Beyond the tall windows with their heavily draped velvet curtains, the traffic flowed down Park Lane under a bright blue sky dappled with small white clouds. If the weather were like this tomorrow evening when she flew to Belfast she’d be able to see more of the green hills and little fields than she’d ever seen before.
‘Can I bring you some more coffee, Miss Hamilton?’
The voice drew her back to the present. She smiled up at the waiter who’d served breakfast and brought them the message about the telephone call.
‘No thank you. That was splendid. It’s time I did some work!’
She went to reception, checked there were no letters or telegrams for Robert, collected her key and went up to her room. She couldn’t decide what was making her
so sad, Robert’s loss, or the Colemans’ loss, or some loss of her own she could put no name to.
‘How do you do, Mr Langley?’ said Robert Lafarge, pronouncing each word slowly and carefully.
Clare smiled to herself. The words were fine, but the intonation was all wrong. It sounded more like, ‘How do you do a reverse turn, or a back flip, or a victory roll?’ She had a feeling he was teasing her, but couldn’t be sure.
‘Je suis très bien, merci, Monsieur Lafarge,’ replied Charles Langley, speaking French for some reason best known to himself.
‘Bon. Bon.’
Having shaken hands most cordially, Robert turned to Clare and addressed her at a speed she knew Charles couldn’t possibly follow.

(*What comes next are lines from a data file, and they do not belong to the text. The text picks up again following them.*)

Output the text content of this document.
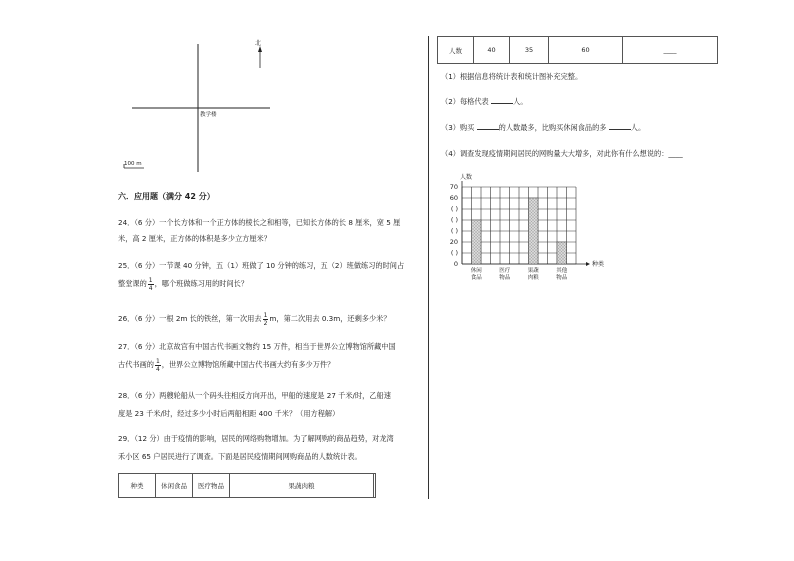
北
教学楼
100 m
六．应用题（满分 42 分）
24．（6 分）一个长方体和一个正方体的棱长之和相等，已知长方体的长 8 厘米，宽 5 厘
米，高 2 厘米，正方体的体积是多少立方厘米？
25．（6 分）一节课 40 分钟，五（1）班做了 10 分钟的练习，五（2）班做练习的时间占
整堂课的 $\frac{1}{4}$ ，哪个班做练习用的时间长？
26．（6 分）一根 2m 长的铁丝，第一次用去 $\frac{1}{2}$ m，第二次用去 0.3m，还剩多少米？
27．（6 分）北京故宫有中国古代书画文物约 15 万件，相当于世界公立博物馆所藏中国
古代书画的 $\frac{1}{4}$ ，世界公立博物馆所藏中国古代书画大约有多少万件？
28．（6 分）两艘轮船从一个码头往相反方向开出，甲船的速度是 27 千米/时，乙船速
度是 23 千米/时，经过多少小时后两船相距 400 千米？（用方程解）
29．（12 分）由于疫情的影响，居民的网络购物增加。为了解网购的商品趋势，对龙湾
禾小区 65 户居民进行了调查。下面是居民疫情期间网购商品的人数统计表。
种类	休闲食品	医疗物品	果蔬肉粮	
人数	40	35	60	____
（1）根据信息将统计表和统计图补充完整。
（2）每格代表	人。
（3）购买	的人数最多，比购买休闲食品的多	人。
（4）调查发现疫情期间居民的网购量大大增多，对此你有什么想说的：____
70
60
( )
( )
( )
20
( )
0
人数
种类
休闲
食品
医疗
物品
果蔬
肉粮
其他
物品
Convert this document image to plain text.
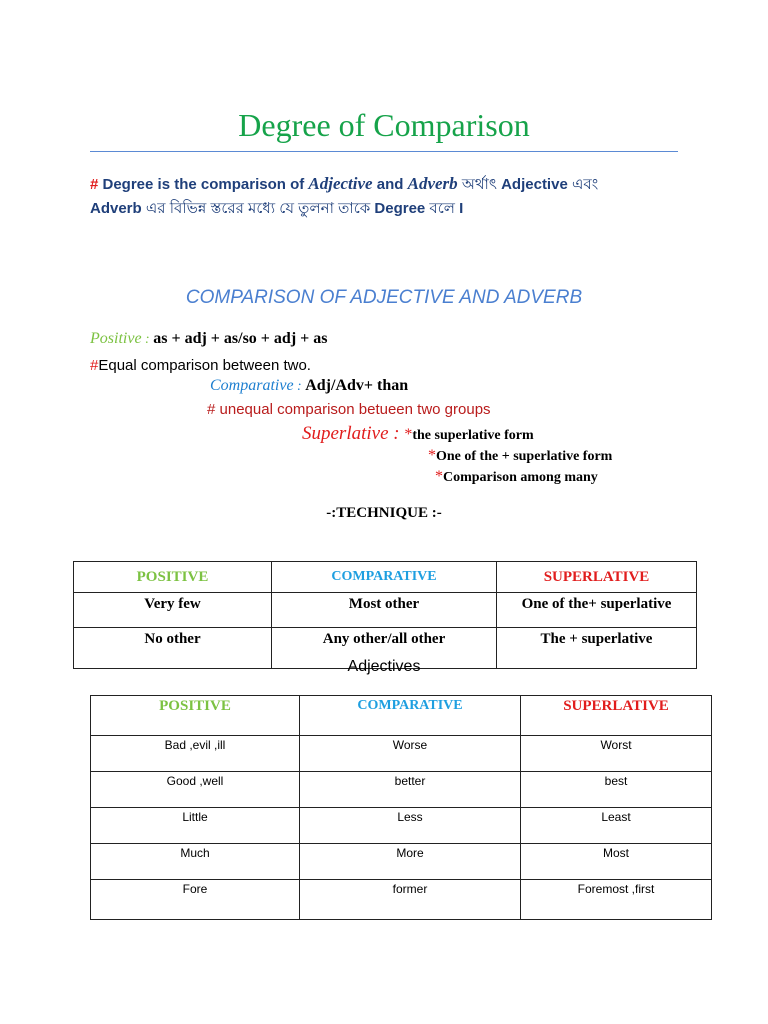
Degree of Comparison
# Degree is the comparison of Adjective and Adverb অর্থাৎ Adjective এবং
Adverb এর বিভিন্ন স্তরের মধ্যে যে তুলনা তাকে Degree বলে I
COMPARISON OF ADJECTIVE AND ADVERB
Positive : as + adj + as/so + adj + as
#Equal comparison between two.
Comparative : Adj/Adv+ than
# unequal comparison betueen two groups
Superlative : *the superlative form
*One of the + superlative form
*Comparison among many
-:TECHNIQUE :-
POSITIVE	COMPARATIVE	SUPERLATIVE
Very few	Most other	One of the+ superlative
No other	Any other/all other	The + superlative
Adjectives
POSITIVE	COMPARATIVE	SUPERLATIVE
Bad ,evil ,ill	Worse	Worst
Good ,well	better	best
Little	Less	Least
Much	More	Most
Fore	former	Foremost ,first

‘You will explain to Monsieur Langley that I appreciate his difficulties. We will meet tomorrow at ten, all being well with the Coleman family. As for today, I would be grateful if he would entertain you. I have made my own arrangements, but will expect to see you at breakfast at eight thirty tomorrow.’
He turned away before she could protest and beamed at Charles Langley, while he waited for her to translate.
From the look on his face, it was perfectly obvious Charles hadn’t managed to catch so much as a word. She could do nothing other than give an exact translation.
It was now Charles’s turn to smile broadly. He assured Robert Lafarge, in English, that he would be most happy to entertain Miss Hamilton. He could rest assured that she would be well looked after.
Clare translated, they shook hands again, exchanged good wishes in each other’s language. Robert wished ‘Miss ’Amilton’ a pleasant day, and went off looking pleased with himself.
‘Well then, what shall we do? Where would you like to go? Would you mind if we call in at my office on the way?’
‘No, of course not. I’ll go and get my coat. Is it as nice as it looks outside?’
‘Yes, it’s lovely, but there’s a chilly edge to the breeze. You’ll certainly need a coat over that suit. Unless you want to go shopping?’